Question

If tangents $PA$ and $PB$ from a point to a circle with centre $O$ are inclined to each other at an angle of ${80}^o$, then $\angle POA$ is equal to

• A. ${50}^o$
• B. ${60}^o$
• C. ${70}^o$
• D. ${80}^o$

Answer 1

Answer: (A)

${50}^o$

Given-

O is the center of a circle to which two tangents $PA\&PB$ have been drawn at $A\&B$ respectively.

$\angle APB={80}^o$.

To find out-$\angle POA$

Solution-

We join $OA\&OB\&OP$.

So, OA & OB are radii through the points of contact of the tangents PA & PB to the given circle respectively.
$\therefore OA\perp PA$ & $OB\perp PB$ since the radius through the point of contact of a tangent to a circle is perpendicular to the tangent.
$\therefore \angle OAP={90}^o=\angle OBP$.

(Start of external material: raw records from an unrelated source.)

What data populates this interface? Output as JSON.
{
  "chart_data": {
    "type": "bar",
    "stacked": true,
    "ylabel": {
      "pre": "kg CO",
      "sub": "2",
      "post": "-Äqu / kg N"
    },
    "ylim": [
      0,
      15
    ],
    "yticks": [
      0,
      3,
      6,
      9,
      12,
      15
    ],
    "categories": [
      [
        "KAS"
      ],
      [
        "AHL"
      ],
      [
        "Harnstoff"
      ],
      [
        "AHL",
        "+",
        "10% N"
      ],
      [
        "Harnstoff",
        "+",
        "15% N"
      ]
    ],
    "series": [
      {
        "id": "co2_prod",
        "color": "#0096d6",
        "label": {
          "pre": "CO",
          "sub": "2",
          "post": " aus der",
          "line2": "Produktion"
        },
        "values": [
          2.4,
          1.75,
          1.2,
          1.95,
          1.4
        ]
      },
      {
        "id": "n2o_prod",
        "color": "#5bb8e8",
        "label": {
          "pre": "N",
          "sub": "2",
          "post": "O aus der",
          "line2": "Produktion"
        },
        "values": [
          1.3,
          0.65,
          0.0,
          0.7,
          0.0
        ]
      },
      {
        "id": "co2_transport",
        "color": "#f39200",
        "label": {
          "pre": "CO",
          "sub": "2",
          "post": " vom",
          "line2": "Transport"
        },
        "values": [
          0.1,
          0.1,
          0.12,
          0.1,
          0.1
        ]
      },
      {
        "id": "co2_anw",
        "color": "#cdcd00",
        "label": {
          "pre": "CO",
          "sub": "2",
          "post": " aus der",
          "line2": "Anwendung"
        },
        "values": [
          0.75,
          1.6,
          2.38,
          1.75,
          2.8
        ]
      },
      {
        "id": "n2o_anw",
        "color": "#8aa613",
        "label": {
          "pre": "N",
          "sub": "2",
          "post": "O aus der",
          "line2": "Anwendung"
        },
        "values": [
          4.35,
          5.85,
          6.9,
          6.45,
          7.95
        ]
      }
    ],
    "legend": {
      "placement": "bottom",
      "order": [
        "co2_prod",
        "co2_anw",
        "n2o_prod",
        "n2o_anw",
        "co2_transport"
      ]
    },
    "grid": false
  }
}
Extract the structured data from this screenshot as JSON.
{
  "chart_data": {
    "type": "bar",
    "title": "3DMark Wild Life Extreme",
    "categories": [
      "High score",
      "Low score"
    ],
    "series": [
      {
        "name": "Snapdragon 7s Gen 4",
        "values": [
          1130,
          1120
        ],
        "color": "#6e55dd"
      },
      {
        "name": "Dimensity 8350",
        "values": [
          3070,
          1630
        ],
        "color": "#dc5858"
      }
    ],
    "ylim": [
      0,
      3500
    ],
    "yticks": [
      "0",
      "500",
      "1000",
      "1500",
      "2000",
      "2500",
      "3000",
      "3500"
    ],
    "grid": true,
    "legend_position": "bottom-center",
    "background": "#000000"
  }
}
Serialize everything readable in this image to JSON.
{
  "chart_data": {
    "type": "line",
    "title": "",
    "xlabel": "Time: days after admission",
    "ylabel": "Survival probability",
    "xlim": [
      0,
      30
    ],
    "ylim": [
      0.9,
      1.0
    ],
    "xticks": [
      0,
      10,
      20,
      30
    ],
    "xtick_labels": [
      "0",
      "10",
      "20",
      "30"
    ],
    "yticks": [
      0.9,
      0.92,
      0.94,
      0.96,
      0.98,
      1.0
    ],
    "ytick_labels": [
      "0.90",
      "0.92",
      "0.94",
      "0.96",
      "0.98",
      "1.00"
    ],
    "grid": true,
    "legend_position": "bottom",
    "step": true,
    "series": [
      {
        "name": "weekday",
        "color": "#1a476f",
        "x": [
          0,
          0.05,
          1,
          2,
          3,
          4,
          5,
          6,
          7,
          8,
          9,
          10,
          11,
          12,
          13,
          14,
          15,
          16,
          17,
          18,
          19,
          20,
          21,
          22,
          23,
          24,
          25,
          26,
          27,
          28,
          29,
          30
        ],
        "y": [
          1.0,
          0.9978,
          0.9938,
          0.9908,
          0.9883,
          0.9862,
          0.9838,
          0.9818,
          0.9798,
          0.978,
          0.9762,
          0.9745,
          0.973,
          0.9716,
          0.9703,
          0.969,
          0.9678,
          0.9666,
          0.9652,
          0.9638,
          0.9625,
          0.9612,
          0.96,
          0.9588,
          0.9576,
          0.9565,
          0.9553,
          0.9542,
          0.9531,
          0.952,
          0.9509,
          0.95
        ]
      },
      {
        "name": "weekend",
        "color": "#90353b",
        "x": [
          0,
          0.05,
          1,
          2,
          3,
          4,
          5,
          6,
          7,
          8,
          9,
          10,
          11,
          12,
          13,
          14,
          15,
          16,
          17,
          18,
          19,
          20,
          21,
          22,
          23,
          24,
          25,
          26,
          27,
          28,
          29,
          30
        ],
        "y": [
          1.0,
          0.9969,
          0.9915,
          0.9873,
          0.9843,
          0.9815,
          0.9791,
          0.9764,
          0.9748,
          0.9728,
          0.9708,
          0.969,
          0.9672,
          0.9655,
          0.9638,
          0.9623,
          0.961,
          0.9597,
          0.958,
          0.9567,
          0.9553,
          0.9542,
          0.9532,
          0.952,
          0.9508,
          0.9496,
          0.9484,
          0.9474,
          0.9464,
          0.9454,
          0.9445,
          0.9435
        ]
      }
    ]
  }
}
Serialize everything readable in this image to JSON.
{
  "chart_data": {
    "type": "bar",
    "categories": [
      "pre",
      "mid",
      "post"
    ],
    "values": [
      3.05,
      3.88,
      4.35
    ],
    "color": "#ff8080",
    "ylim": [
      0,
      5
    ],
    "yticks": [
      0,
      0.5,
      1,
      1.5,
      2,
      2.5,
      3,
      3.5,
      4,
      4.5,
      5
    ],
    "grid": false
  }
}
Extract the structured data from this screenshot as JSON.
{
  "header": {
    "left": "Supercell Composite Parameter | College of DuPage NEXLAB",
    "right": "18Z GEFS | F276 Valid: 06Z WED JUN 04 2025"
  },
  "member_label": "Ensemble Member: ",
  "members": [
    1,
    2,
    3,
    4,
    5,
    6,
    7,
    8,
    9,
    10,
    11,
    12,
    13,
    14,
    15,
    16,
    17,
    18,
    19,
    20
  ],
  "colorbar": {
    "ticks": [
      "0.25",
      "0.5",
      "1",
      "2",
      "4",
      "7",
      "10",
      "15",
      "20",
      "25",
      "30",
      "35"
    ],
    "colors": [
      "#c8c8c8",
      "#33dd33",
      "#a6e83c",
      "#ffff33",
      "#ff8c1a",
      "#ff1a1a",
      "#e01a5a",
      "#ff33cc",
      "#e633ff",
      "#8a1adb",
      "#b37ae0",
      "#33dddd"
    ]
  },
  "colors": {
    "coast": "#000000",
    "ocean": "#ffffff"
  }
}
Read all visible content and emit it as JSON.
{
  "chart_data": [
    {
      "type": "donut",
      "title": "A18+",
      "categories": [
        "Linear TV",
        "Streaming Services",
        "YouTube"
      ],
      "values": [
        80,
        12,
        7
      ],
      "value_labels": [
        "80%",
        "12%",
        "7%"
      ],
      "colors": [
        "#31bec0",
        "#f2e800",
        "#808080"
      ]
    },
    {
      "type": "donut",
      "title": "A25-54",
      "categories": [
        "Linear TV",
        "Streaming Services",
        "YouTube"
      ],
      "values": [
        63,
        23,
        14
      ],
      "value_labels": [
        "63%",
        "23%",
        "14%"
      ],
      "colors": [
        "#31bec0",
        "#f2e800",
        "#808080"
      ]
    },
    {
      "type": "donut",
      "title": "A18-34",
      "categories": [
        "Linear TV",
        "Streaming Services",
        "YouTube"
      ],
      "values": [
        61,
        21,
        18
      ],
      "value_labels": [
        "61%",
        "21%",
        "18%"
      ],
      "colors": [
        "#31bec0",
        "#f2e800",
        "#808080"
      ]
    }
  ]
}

Now, in quadrilateral PAOB we have $\angle AOB={360}^o-\angle OAP-\angle OBP-\angle APB$

$={360}^o-{90}^o-{90}^o-{80}^o={100}^o.$

Now, between $\Delta OPA$ & $\Delta OPB$ we have

$OA=OB$ ...(radii of the same circle),

$PA=PB$ ...(Tangents to the same circle from a single point are equal) and OP is common side.
$\Delta OPA\cong \Delta OPB$ ....by $SSS$ test,

$⟹\angle POA=\angle POB=\frac{1}{2}\angle AOB=\frac{1}{2}\times {100}^o={50}^o$